À partir du 1er janvier 2034, le maire pourra demander au propriétaire de fournir le DPE valide de son meublé de tourisme. L'absence de transmission du DPE est passible d'une astreinte administrative de 100 € par jour. Le propriétaire qui louerait son meublé de tourisme en violation des règles relatives au DPE encourra est une amende administrative de 5 000 € maximum.

Pouvoirs Élargis pour les Maires

Les communes pourront définir des quotas d’autorisations de meublés de tourisme et ainsi réserver des secteurs dans leur plan local d’urbanisme (PLU) pour les constructions de résidences principales afin de mieux réguler les locations touristiques.

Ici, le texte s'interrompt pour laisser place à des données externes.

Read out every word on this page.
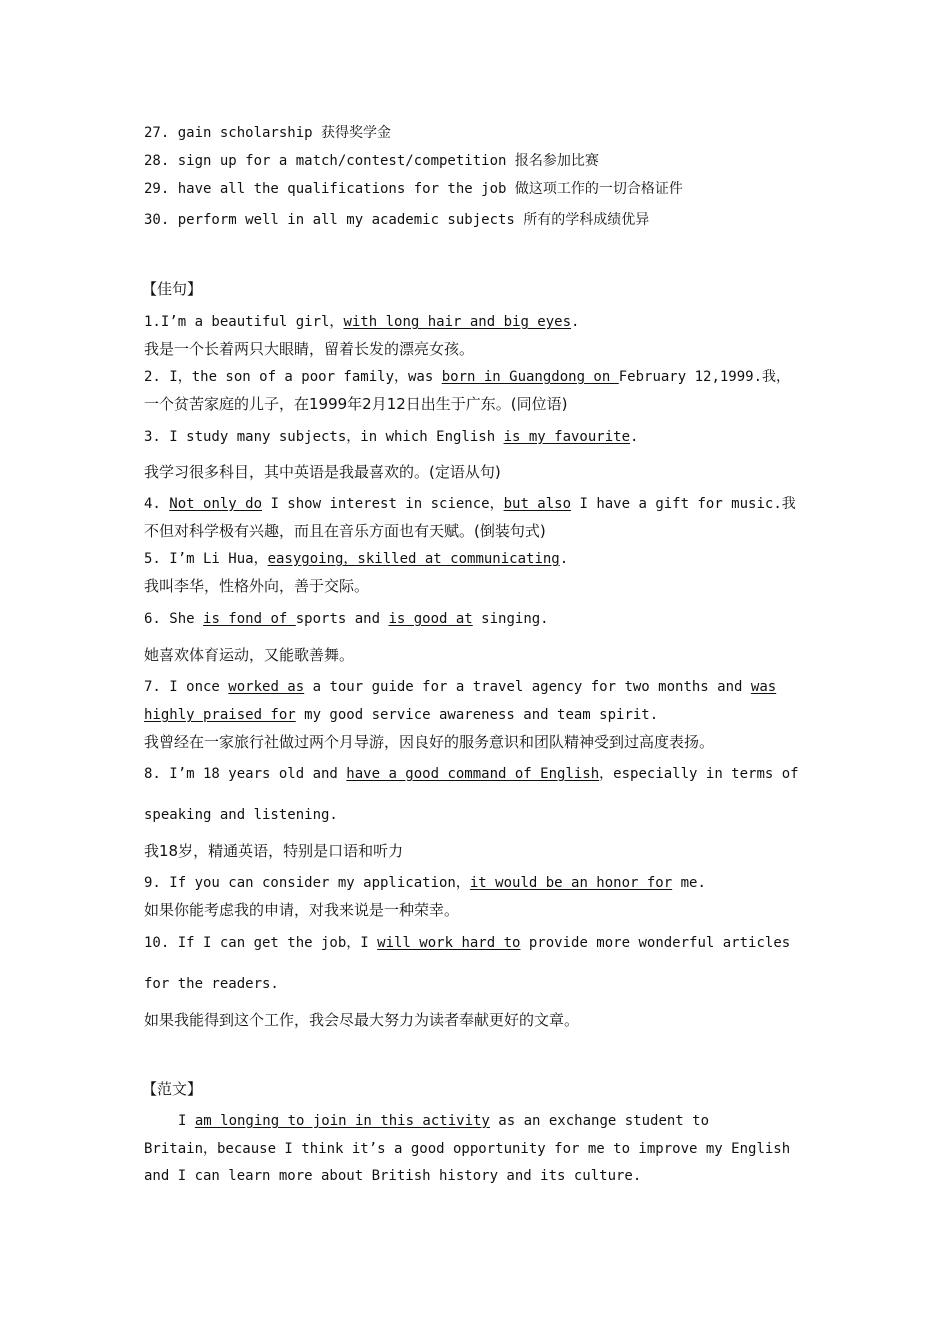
27. gain scholarship 获得奖学金
28. sign up for a match/contest/competition 报名参加比赛
29. have all the qualifications for the job 做这项工作的一切合格证件
30. perform well in all my academic subjects 所有的学科成绩优异
【佳句】
1.I’m a beautiful girl，with long hair and big eyes.
我是一个长着两只大眼睛，留着长发的漂亮女孩。
2. I，the son of a poor family，was born in Guangdong on February 12,1999.我，
一个贫苦家庭的儿子，在1999年2月12日出生于广东。(同位语)
3. I study many subjects，in which English is my favourite.
我学习很多科目，其中英语是我最喜欢的。(定语从句)
4. Not only do I show interest in science，but also I have a gift for music.我
不但对科学极有兴趣，而且在音乐方面也有天赋。(倒装句式)
5. I’m Li Hua，easygoing，skilled at communicating.
我叫李华，性格外向，善于交际。
6. She is fond of sports and is good at singing.
她喜欢体育运动，又能歌善舞。
7. I once worked as a tour guide for a travel agency for two months and was
highly praised for my good service awareness and team spirit.
我曾经在一家旅行社做过两个月导游，因良好的服务意识和团队精神受到过高度表扬。
8. I’m 18 years old and have a good command of English，especially in terms of
speaking and listening.
我18岁，精通英语，特别是口语和听力
9. If you can consider my application，it would be an honor for me.
如果你能考虑我的申请，对我来说是一种荣幸。
10. If I can get the job，I will work hard to provide more wonderful articles
for the readers.
如果我能得到这个工作，我会尽最大努力为读者奉献更好的文章。
【范文】
I am longing to join in this activity as an exchange student to
Britain，because I think it’s a good opportunity for me to improve my English
and I can learn more about British history and its culture.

À partir de 2025, les communes pourront limiter à 90 jours par an la durée maximum pendant laquelle les résidences principales peuvent être louées à des touristes (au lieu de 120 jours aujourd'hui). Une amende civile de 15 000 € pourra être appliquée en cas de dépassement du nombre de jours de location autorisé sur la commune.

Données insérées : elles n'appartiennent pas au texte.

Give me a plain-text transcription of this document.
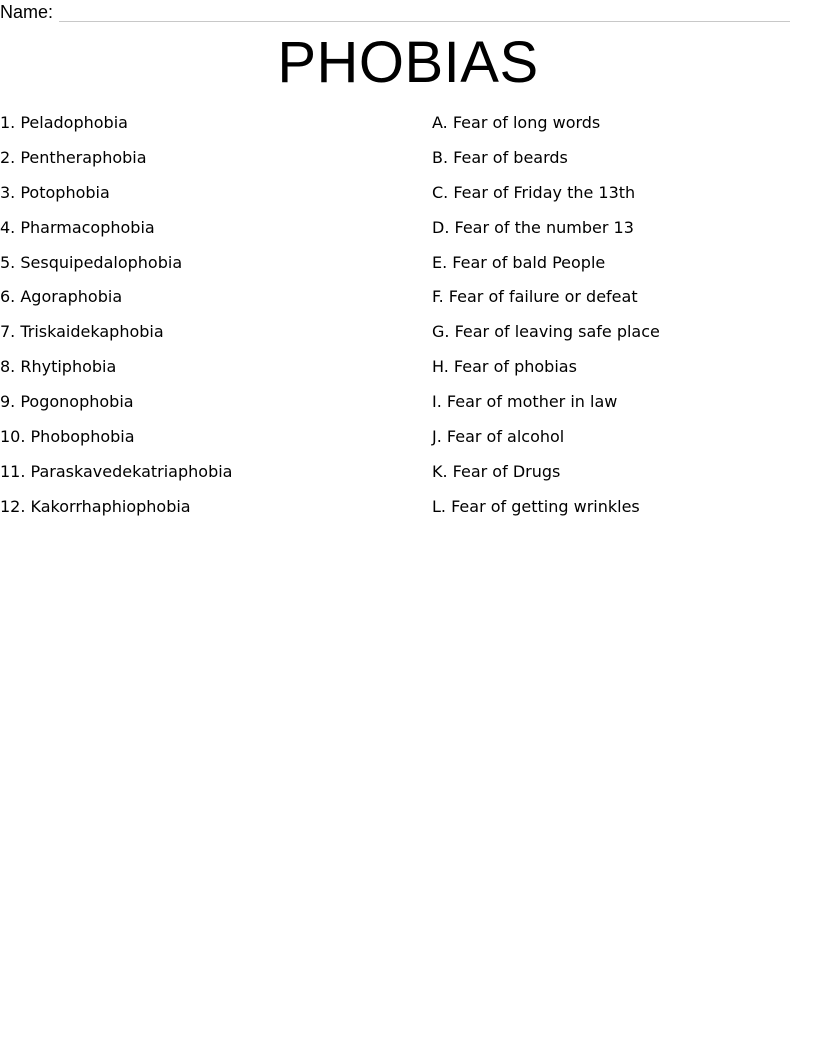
Name:
PHOBIAS
1. Peladophobia
2. Pentheraphobia
3. Potophobia
4. Pharmacophobia
5. Sesquipedalophobia
6. Agoraphobia
7. Triskaidekaphobia
8. Rhytiphobia
9. Pogonophobia
10. Phobophobia
11. Paraskavedekatriaphobia
12. Kakorrhaphiophobia
A. Fear of long words
B. Fear of beards
C. Fear of Friday the 13th
D. Fear of the number 13
E. Fear of bald People
F. Fear of failure or defeat
G. Fear of leaving safe place
H. Fear of phobias
I. Fear of mother in law
J. Fear of alcohol
K. Fear of Drugs
L. Fear of getting wrinkles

De plus, les maires pourront prononcer 2 nouvelles amendes administratives de :

  • 10 000 € maximum en cas de défaut d'enregistrement d'un meublé de tourisme ;
  • 20 000 € maximum en cas de fausse déclaration ou d’utilisation d’un faux numéro d’enregistrement.

De plus, les communes dotées d'un règlement de changement d’usage pourront étendre ce règlement à tous les locaux qui ne sont pas à usage d’habitation.

Modification du Règlement de Copropriété

À partir de 2025, tout copropriétaire se déclarant en mairie comme loueur de meublés de tourisme devra en informer le syndic. Les nouveaux règlements de copropriété pourront interdire ou non les meublés de tourisme. Dans les copropriétés disposant déjà d'un règlement de copropriété, un vote à la majorité (deux tiers des voix) pourra modifier le règlement de copropriété pour interdire la location des logements en meublés de tourisme, alors qu'aujourd'hui l'unanimité est requise.

Taxe de Séjour

Si votre meublé est situé dans une commune qui a institué la taxe de séjour, vous devez la percevoir et la reverser à la mairie. C'est une délibération du conseil municipal qui en fixe les modalités : période d'imposition, nature des hébergements et tarifs établis conformément à la législation.

Tableau Récapitulatif des Seuils et Abattements Micro-BIC (À partir de 2025)

Type de Location Seuil de Chiffre d'Affaires Taux d'Abattement
Meublés de tourisme non classés 15 000 € 30 %
Meublés de tourisme classés et chambres d'hôtes 77 700 € 50 %

La fiscalité de la location meublée de tourisme est un domaine complexe, influencé par de nombreux facteurs tels que le statut LMP/LMNP, le régime fiscal choisi (micro-BIC ou réel), et les spécificités de la location (classée ou non). Il est donc essentiel de bien comprendre les règles applicables et de se tenir informé des évolutions législatives pour optimiser sa situation fiscale.